QE: Imminently Unsuccessful
August 22, 2016
Dennis Gartman is editor and publisher of The Gartman Letter, and strategic advisor of the AdvisorShares Gartman Currency Hedged Gold ETFs (GEUR & GYEN). He regularly contributes to AlphaBaskets and lends his institutional insight to educate advisors and investors about commodities and the forex markets, including about trading gold in different currency terms.
The US$ has risen and it has done so following comments from the Bank of Japan suggesting that it shall continue to err upon an expansionary policy while comments from various Federal Reserve Bank officials raise the chances of a near-term increase in the o/n Fed funds rather abruptly.
Mr. Kuroda said that he and the others at the Bank shall not rule out further cuts in interest rates there, which in light of the fact that rates are already in negative territory and the effect thus far of those negative rates has been materially supportive to the Yen… something that “corporate” Japan is clearly not at all in favor or…we find the comments strange indeed.
Mr. Kuroda made his comments to the Sankei newspaper and said the Bank’s negative rate policy has not reached its limits! Indeed, he said that The degree of negative rates introduced by European central banks is bigger than Japan. Technically there definitely is room for a further cut.
The Bank shocked the markets earlier this year when it set the rate on some deposits that the nation’s banks place with the BOJ to -0.1%. Since then the Yen/dollar has gone from 120 to the present level near “par” and corporate Japan has wailed and gnashed its collective teeth. The Bank had clearly hoped, and obviously believed, that the shift to negative rates would encourage banks to lend more, spurring higher spending and inflation. Instead, none of that has happened and indeed the signal sent to Mr. and Mrs. Watanabe is that they shall need to keep more cash on hand for their retirement to be drawn upon and they’ve been bringing investments home to Japan from abroad ever since.
In the same article, Mr. Kuroda said that the Bank will consider making changes to the ¥80 trillion ($798 billion) per year massive asset-purchase plan already in place; however, this won’t be done until a “comprehensive assessment of its monetary policies” is published in September when the Board meets again. These asset purchases are a key component of the Bank’s “quantitative and qualitative easing” program begun back in ‘13 aimed at pushing the official inflation rate to 2%. Thus far that plan has been imminently unsuccessful.
As for the comments from Fed spokespeople, firstly we note the comments from the Fed’s Vice Chairman, Mr. Stanley Fischer, whose “voice” is bested only by that of Chairwoman Yellen. Speaking at a conference in Aspen, Colorado over the weekend, Dr. Fischer seemed to err rather clearly in favor of higher rates and sooner. Assessing the US economy to be in rather healthy condition, Dr. Fischer said that the US was nearing the Fed’s targets on employment and inflation. He said that although the employment picture has slowed just a bit from the levels of last year, there is “more than enough” strength in the current conditions to warrant an increase in the fed funds rate. Further, concerning inflation, Dr. Fischer said that it was “within hailing distance” of the Fed’s 2% target.
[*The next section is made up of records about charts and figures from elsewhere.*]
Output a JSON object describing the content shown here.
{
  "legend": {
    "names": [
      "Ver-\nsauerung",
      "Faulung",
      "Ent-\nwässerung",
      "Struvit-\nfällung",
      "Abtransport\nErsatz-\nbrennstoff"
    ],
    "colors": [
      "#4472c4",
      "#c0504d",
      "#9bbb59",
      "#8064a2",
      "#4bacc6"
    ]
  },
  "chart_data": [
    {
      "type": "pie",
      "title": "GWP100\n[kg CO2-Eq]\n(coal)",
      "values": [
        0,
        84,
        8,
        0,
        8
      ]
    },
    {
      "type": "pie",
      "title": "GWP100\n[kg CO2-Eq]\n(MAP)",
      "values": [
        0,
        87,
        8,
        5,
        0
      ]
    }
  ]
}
Dr. Fischer, as everyone should know by now, is a permanent “voter” on the FOMC. On the other hand, Dr. John Williams, the President of the Federal Reserve Bank of San Francisco, is not a voter this year but his voice is perhaps the “loudest” of the non-voters because he was chosen for the position in San Francisco by Dr. Yellen given that he had been the head of the Bank’s Research Department during Dr. Yellen’s tenure as the same Banks President previously. His “voice” is often accepted as a surrogate for hers.
Thus, when Dr. Williams said at a conference in Anchorage, Alaska over the weekend that an increase in the o/n Fed funds rate is “definitely” upon the table for consideration the markets took note. However, let us also understand that there is a wide difference between putting a rate increase “upon the table” at the upcoming September FOMC meeting and actually moving rates higher. We are still of the opinion that the Fed shall defer any increase in the funds rate until after the turn of the year, not taking action in September; avoiding any action at all at the November meeting given its close proximity to the election and perhaps avoiding a rate increase in December simply because the Fed prefers not being “Grinch” at Christmas. The FOMC shall more readily defer action to the next slate of “voters” in the rotation in January.